This allowed me to experiment over the past two semesters with teaching-to-mastery. The idea behind teaching-to-mastery is that you do not use grades to rank and sort students. Instead, you use them to certify the value of their final work. Further--and this is the crucial part--you allow students to revise their work over and over until the get it right.

I told students over the summer and at the beginning of class that I want all of them to get As. I will not be lowering my normal standards. However, I will clearly communicate with them ahead of time what I expect from them. I will also allow them to revise their work as often as they want until they are satisfied with the grade they finally receive. I told them there will be no formal limit on how often they resubmit work, but that informally, they should be sure that the work is substantially improved, and that they should observe a norm of trying not to waste my time or theirs. I also advised them that if they pass in work early, there will be more time for revisions.

Now, I was somewhat worried about doing this. After all, I have seven or so books under contract, plus a bunch of papers due for various anthologies, plus papers I'm writing aimed at journal publication. I am teaching three courses this semester, the most I've ever taught at once. (Last year I only taught two courses, so I owe the university an extra course this year. My teaching load is 9 credits/year.) I don't have teaching assistants to help grade.

At any rate, I didn't find the grading too difficult or time-consuming. Partly that's because I grade quickly. I don't nitpick every detail on student work; I instead give them 3-5 big comments or questions. (Ed psych says this is best for students, fortuitously for us.) 

Note also that we do lots of group work at MSB, so that cuts down on grading pretty dramatically too. (Why group work? Because we want them to encounter and overcome the logistical problems group work presents. That's part of the pre-professional training. The stuff that makes group work suck is in this case a feature, not a bug.)

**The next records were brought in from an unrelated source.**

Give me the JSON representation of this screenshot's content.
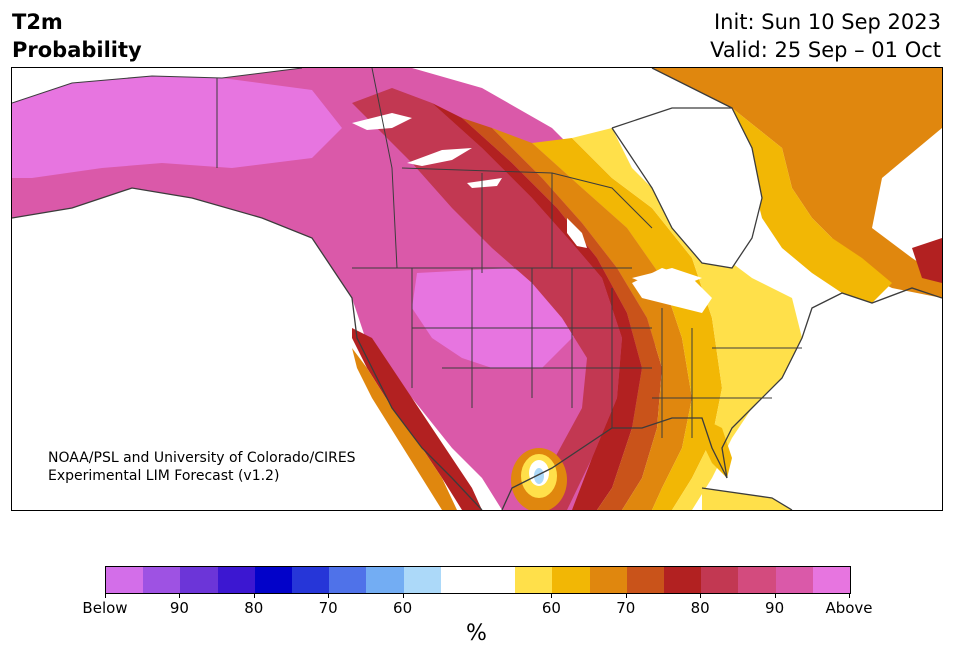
{
  "header": {
    "variable": "T2m",
    "product": "Probability",
    "init": "Init: Sun 10 Sep 2023",
    "valid": "Valid: 25 Sep – 01 Oct"
  },
  "credit": {
    "line1": "NOAA/PSL and University of Colorado/CIRES",
    "line2": "Experimental LIM Forecast (v1.2)"
  },
  "colorbar": {
    "colors": [
      "#d36ee9",
      "#9e52e3",
      "#6c35d8",
      "#3c17d1",
      "#0202c9",
      "#2636d8",
      "#4f72e9",
      "#73adf3",
      "#acd9f9",
      "#ffffff",
      "#ffffff",
      "#ffe04a",
      "#f2b705",
      "#e0870e",
      "#c9531a",
      "#b22121",
      "#c23852",
      "#d34b7e",
      "#da59a9",
      "#e775e0"
    ],
    "labels": [
      "Below",
      "90",
      "80",
      "70",
      "60",
      "60",
      "70",
      "80",
      "90",
      "Above"
    ],
    "unit": "%"
  },
  "map": {
    "region": "North America",
    "colors": {
      "above": "#e775e0",
      "p90": "#da59a9",
      "p85": "#d34b7e",
      "p80": "#c23852",
      "p75": "#b22121",
      "p70": "#c9531a",
      "p65": "#e0870e",
      "p60": "#f2b705",
      "p55": "#ffe04a",
      "neutral": "#ffffff",
      "below60": "#acd9f9",
      "border": "#3c3c3c"
    }
  }
}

The most important finding was that this seems to have created a culture of revision in my classes. I expected students who didn't receive As or A-s to revise their work for the purpose of getting a better grade. But, to my surprise, even students who get As have been revising their work pretty consistently. I might grade a project or report and say, "This is an A, but here's how it could be better." Over the past month, nevertheless, students have been resubmitting work that already got an A, saying, "Though this won't affect my/our grades, but we wanted to fix the paper anyway."

It's possible we will decide to permanently remove the curve. We'll revisit that in the Fall. I hope we do. Right now, most of my students will get As. I have not lowered my standards. Rather, I'm just giving students opportunities to learn and improve so that they meet them. In the past, we were perversely incentivized to ensure that a decent number of students fell beneath our standards, and we could not allow them to fix their mistakes by revising their work, because that would upset the curve. While that might be useful for ranking them by raw talent, it is not useful for helping them learn.